To effectively service all callers, each call is limited to five claim issues.
The following issues cannot be handled by the telephone reopening representative:
- Redetermination requests, which must be submitted via the appeals process
- Untimely filing – Reopenings Requests must be made within one year from the date of initial determination
- Unprocessable/Returned claims (i.e.CO-16 denials)
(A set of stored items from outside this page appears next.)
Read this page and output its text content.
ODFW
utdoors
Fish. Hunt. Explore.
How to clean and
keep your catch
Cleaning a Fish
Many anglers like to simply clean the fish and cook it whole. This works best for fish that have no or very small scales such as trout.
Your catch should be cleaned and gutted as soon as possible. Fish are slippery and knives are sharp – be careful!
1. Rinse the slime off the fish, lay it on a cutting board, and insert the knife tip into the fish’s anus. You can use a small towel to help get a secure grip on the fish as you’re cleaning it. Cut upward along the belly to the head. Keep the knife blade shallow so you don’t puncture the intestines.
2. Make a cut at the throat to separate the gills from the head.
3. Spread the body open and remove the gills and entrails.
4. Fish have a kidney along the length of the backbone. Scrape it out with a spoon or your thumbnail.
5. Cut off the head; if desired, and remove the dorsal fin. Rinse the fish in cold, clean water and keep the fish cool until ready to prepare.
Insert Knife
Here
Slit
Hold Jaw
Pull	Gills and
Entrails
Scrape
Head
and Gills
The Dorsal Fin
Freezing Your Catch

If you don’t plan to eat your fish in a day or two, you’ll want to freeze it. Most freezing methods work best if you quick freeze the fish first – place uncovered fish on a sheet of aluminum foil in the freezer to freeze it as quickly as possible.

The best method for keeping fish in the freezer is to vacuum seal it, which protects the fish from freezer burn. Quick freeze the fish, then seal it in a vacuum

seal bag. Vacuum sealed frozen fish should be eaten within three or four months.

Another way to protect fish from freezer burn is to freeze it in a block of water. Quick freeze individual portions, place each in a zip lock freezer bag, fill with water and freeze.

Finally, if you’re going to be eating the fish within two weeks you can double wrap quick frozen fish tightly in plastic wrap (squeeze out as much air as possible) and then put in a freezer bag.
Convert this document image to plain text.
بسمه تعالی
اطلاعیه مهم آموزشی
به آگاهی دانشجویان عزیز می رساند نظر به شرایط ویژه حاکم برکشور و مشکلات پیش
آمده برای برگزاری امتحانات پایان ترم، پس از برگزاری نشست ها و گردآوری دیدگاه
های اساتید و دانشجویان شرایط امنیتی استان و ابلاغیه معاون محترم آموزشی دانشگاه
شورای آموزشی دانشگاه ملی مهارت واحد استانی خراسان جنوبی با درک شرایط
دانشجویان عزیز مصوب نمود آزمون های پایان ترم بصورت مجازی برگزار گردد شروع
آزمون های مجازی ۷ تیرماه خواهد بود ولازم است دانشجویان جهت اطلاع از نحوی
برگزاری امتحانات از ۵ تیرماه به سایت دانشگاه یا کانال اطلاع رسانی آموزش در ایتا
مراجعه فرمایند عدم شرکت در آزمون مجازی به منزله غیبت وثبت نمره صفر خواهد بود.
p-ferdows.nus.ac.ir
- Medicare Secondary Payer (MSP) issues - A secondary payer is an insurance plan that covers medical expenses only after a primary insurer has made payment on a claim
- Any claim that requires additional documentation
- Addition, change, and/or removal of KX, GA, GY and/or GZ modifiers
- Inquiries on the status of a claim(s)
- Inquiries related to denial of payment based on entitlement
- Questions that are general in nature and not claim specific
- Reopenings requests for break in service issues
- CMN or DIF issues or changes
Disclaimer: If any of the above changes, upon research, are determined to be too complex, the phone representative will inform the caller that these need to be sent in writing with the appropriate documentation as a written reopening or as a redetermination.
Written Reopenings
Mailing Address
Written requests for reopenings should be mailed to:
CIGNA Government Services DME MAC Jurisdiction
C
ATTN: Clerical Error Reopening Department
PO Box 20010
Nashville, TN 37202
Fax Number
Written requests for reopenings may also be faxed. For a reopening with an underpayment fax to: 615.782.4649. For a reopening with an overpayment fax to: 615.782.4477
Instructions
Written Reopening requests should be made using the Medicare Reopening Request form found on our Forms page. If you wish to send a written request instead of using the Medicare Reopening Request form, be sure to include the following information with your reopening request:
- The beneficiary's name
- The Medicare health insurance claim number of the beneficiary
- The specific services(s) and/or item(s) for which the reopening is being requested and the specific date(s) of service, and
- The printed name and signature of the person filing the request
For further assistance, please consult Chapter 13 of the DME MAC Jurisdiction C Supplier Manual.
Forms
Reopenings forms, including the Redetermination Request Form and the Reopening Request Form can be found on our Forms page.